Before we started doing our press runs, I was thinking of this question: why I really connected to it. And it’s just as I said, I really appreciate how dark but how tender it is, how down-to-earth it is about the ugly parts of our world, especially in this time. It’s also something you can enjoy with perhaps your older kids – or maybe if they’re edgy five-year-olds! But it spans audiences while still having this levity, this humour, this wit, and this groundedness in things that trouble us from day to day, whether it’s our family, our politics, our histories. I think that really deeply resonates with a lot of audiences across the board.
How has the response to the show changed your life, both personally and professionally?
I really put a lot of care into my character and I’m so happy that that shines through. I didn’t expect that. I knew I was playing the mean girl and I figured that’s all people would see.

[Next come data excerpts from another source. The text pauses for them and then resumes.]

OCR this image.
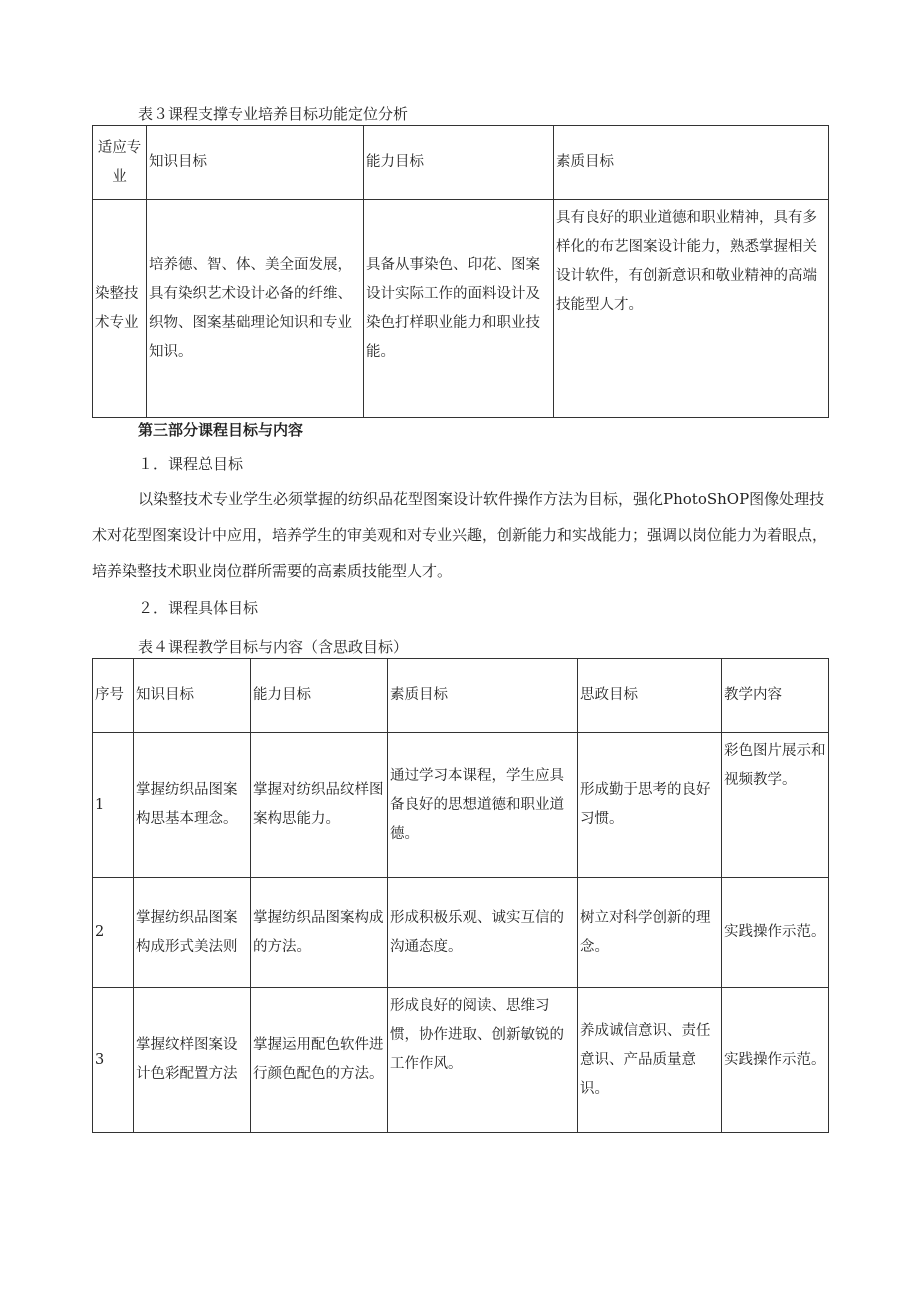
表３课程支撑专业培养目标功能定位分析
适应专业	知识目标	能力目标	素质目标
染整技术专业	培养德、智、体、美全面发展，具有染织艺术设计必备的纤维、织物、图案基础理论知识和专业知识。	具备从事染色、印花、图案设计实际工作的面料设计及染色打样职业能力和职业技能。	具有良好的职业道德和职业精神，具有多样化的布艺图案设计能力，熟悉掌握相关设计软件，有创新意识和敬业精神的高端技能型人才。
第三部分课程目标与内容
１．课程总目标
以染整技术专业学生必须掌握的纺织品花型图案设计软件操作方法为目标，强化PhotoShOP图像处理技术对花型图案设计中应用，培养学生的审美观和对专业兴趣，创新能力和实战能力；强调以岗位能力为着眼点，培养染整技术职业岗位群所需要的高素质技能型人才。
２．课程具体目标
表４课程教学目标与内容（含思政目标）
序号	知识目标	能力目标	素质目标	思政目标	教学内容
1	掌握纺织品图案构思基本理念。	掌握对纺织品纹样图案构思能力。	通过学习本课程，学生应具备良好的思想道德和职业道德。	形成勤于思考的良好习惯。	彩色图片展示和视频教学。
2	掌握纺织品图案构成形式美法则	掌握纺织品图案构成的方法。	形成积极乐观、诚实互信的沟通态度。	树立对科学创新的理念。	实践操作示范。
3	掌握纹样图案设计色彩配置方法	掌握运用配色软件进行颜色配色的方法。	形成良好的阅读、思维习惯，协作进取、创新敏锐的工作作风。	养成诚信意识、责任意识、产品质量意识。	实践操作示范。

I was really happy that so many people saw her as so much more. And I’m so blessed with the reception – that’s changed my life, because it’s given me confidence. It’s affirmed and validated the work that I did in creating a nuanced character and creating a villain that people love. Or hate to love. Or love to hate.
Does Jenna Ortega have Main Character Syndrome in real life?
Not at all! I mean, she’s very dry, but she’s such a quiet soul. She’s not grandiose. She’s very humble, very hardworking. We call her chief. She’s in the trenches with us.
Without giving too much away, what do you think is next for Bianca on the show?
Well, I think we’ll get to figure out what the heck is going on with Bianca’s family, first and foremost. And as I’ve been saying, I really did enjoy the tension me and Wednesday share, so I’d love to see a bit more tit-for-tat moving forward. I’d love to see some of that snarkiness continue, but also the nurturing of their friendship and their alliance as well, and seeing how they depend on each other as equals.
As we head into the festive period, how are you planning on celebrating your incredible year?
I’m going to celebrate it quietly with my family and my parents mostly. I’ll be in London, actually, for New Year’s, but for Christmas, I’m really looking forward to something intimate and low-key.
What’s next for you in 2023?
I’m really excited to get back to my roots, which is creation. Performance is obviously a creation in itself, but I really want to empower myself and my friends to work up some things with our own hands. I’m looking forward to getting back into writing and producing some projects with friends that I went to university with, and seeing where that takes me.